Is the set $\bigcup_{n=0}^\infty X_n(K)$ always finite?

 A: No. Start with a tower of Galois covers for which $X_0(K) \ne \emptyset$. Then, inductively, replace each $X_n$ by a twist such that the point from the previous layer lifts to a rational point on the twist. In this way, all $X_n(K)$ are non-empty and their union is infinite.
A: Take a genus $>1$ curve $X_0$ with a rational point, equipped with a finite map to an elliptic curve $X_0\rightarrow E$, which has a point of order $n$. Let $X_i := X_{i-1}\times_{E} E$ be the base change by the multiplication by $n$ map $[n] : E\rightarrow E$. Since $[n]$ is etale (pick $n$ coprime to the characteristic of $k$), each $X_i$ is a smooth projective curve of genus $>1$, and by the universal property of fiber products, $|X_i(K)| = |E[n](K)|\cdot|X_{i-1}(K)|$.
EDIT: As Jason Starr mentioned, I should probably also arrange that each $X_i$ is connected (even though the OP didn't explicitly specify this!). This will be true if $X_0$ is a $G$-Galois branched cover of $E$ where $G$ is a finite perfect group.
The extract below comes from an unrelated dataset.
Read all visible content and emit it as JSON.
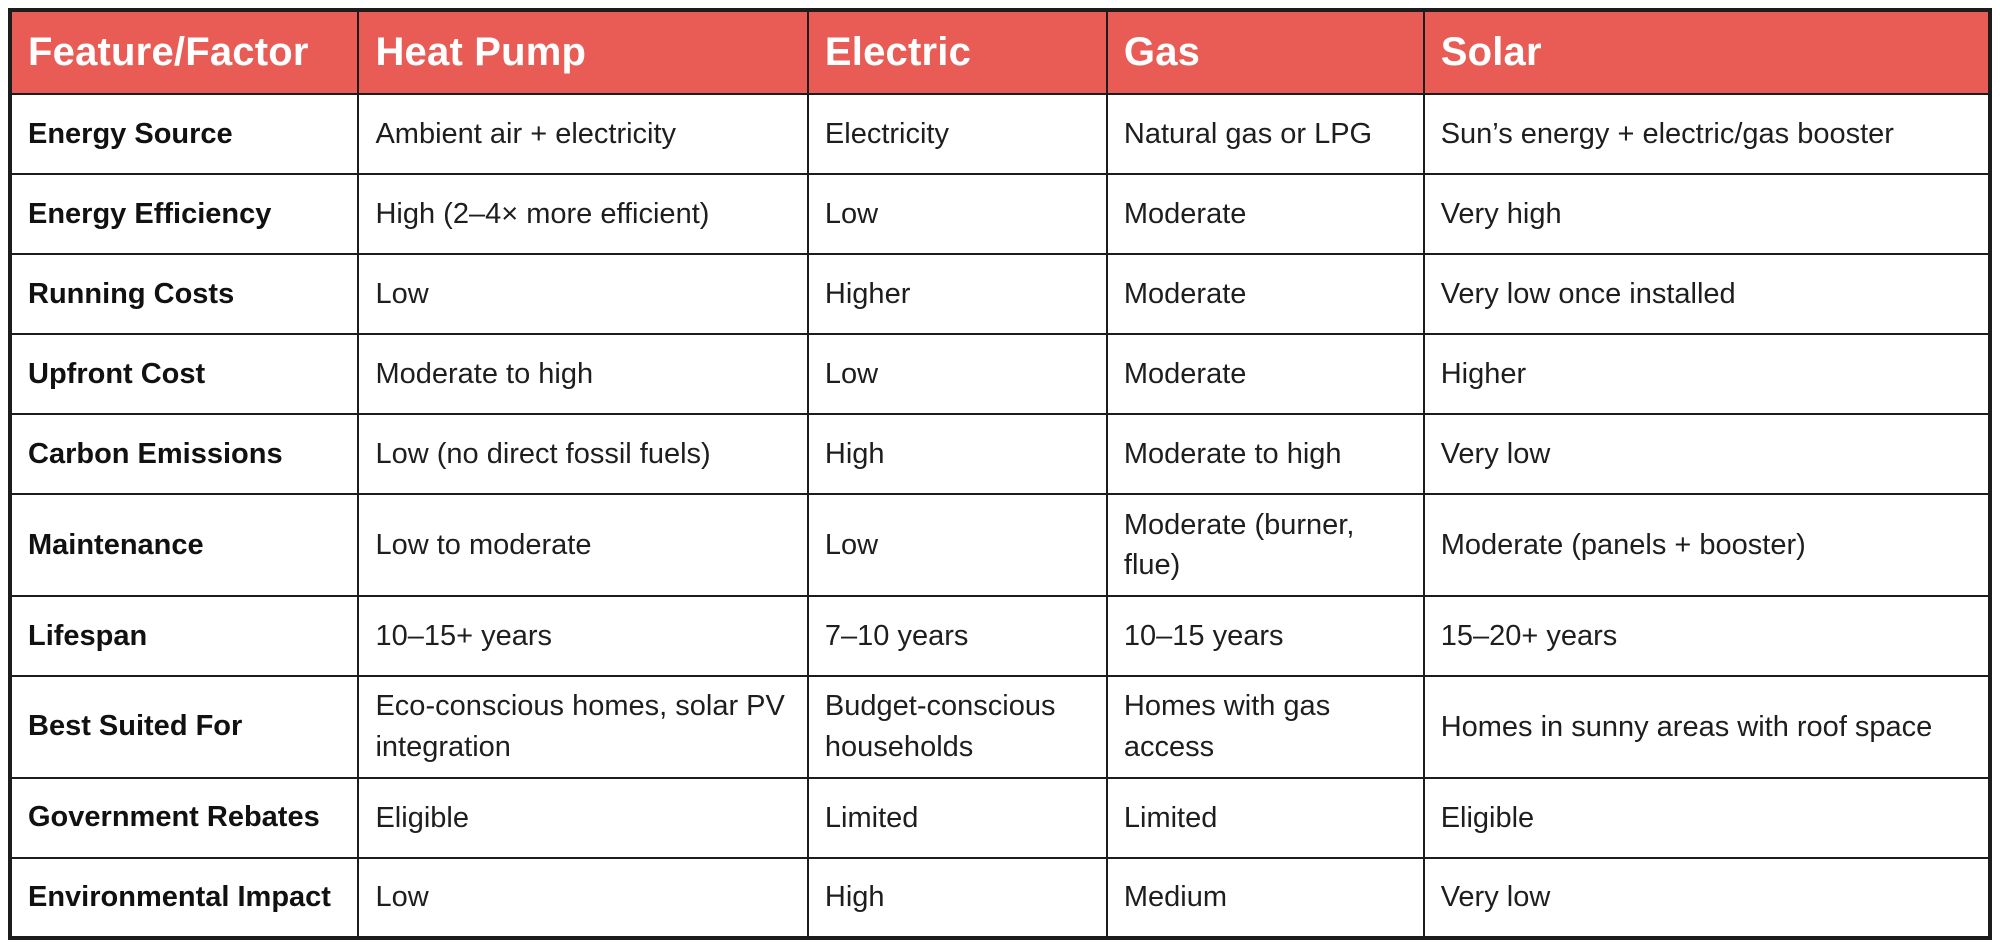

Specifically, to see why this suffices, let $G$ be a finite 2-generated perfect group, ie a finite group generated by 2 elements such that $G = [G,G]$ (for example, any finite nonabelian simple group). Let $E^\circ$ denote a punctured elliptic curve (puncturing at the identity), then its etale fundamental group is isomorphic to $\widehat{F_2}$, the profinite free group on 2 generators. Let $p : \widehat{F_2}\rightarrow G$ be a surjection, which corresponds to a $G$-galois cover over $E^\circ$, which upon normalizing one obtains a ramified $G$-galois cover over $E$ which is a connected smooth projective curve of genus $>1$ (genus $>1$ because the map is ramified, ramified because $G$ is nonabelian). Take this curve to be $X_0$. I claim that the sequence $X_i := X_{i-1}\times_E E$, where the base change is via the map
$$[n^i] : E\rightarrow E$$
is a sequence which gives a counterexample to your questions. By the above discussion each $X_i\rightarrow X_{i-1}$ is a finite etale map of smooth projective curves of genus $>1$. It remains to show that each $X_i$ is connected. This is true because $G$ is generated by commutators (ie, is perfect).
In more detail, the map $[n^i] : E\rightarrow E$ restricted to the preimage of $E^\circ$ gives a finite etale cover over $E^\circ$, corresponding to a subgroup $P_i\le\widehat{F_2}$ of index $n^{2i}$. Specifically
$$P_i = \text{Ker}\left(\widehat{F_2}\rightarrow(\mathbb{Z}/n^i\mathbb{Z})^2\right)$$
and is by Galois theory the fundamental group of $[n^i]^{-1}(E^\circ)$.
Hence, $P_i$ contains the commutator subgroup $[\widehat{F_2},\widehat{F_2}]\le\widehat{F_2} = \pi_1(E^\circ)$. Then, by Galois theory, the restriction of the pulled back $G$-Galois cover $X_i\rightarrow E$ to $E^\circ$ corresponds to the composition
$$P_i\hookrightarrow\widehat{F_2}\stackrel{p}{\rightarrow} G$$
which is surjective since $G$ is perfect, and $P_i$ contains $[\widehat{F_2},\widehat{F_2}]$. By the Galois correspondence, this implies that $X_i$ is connected.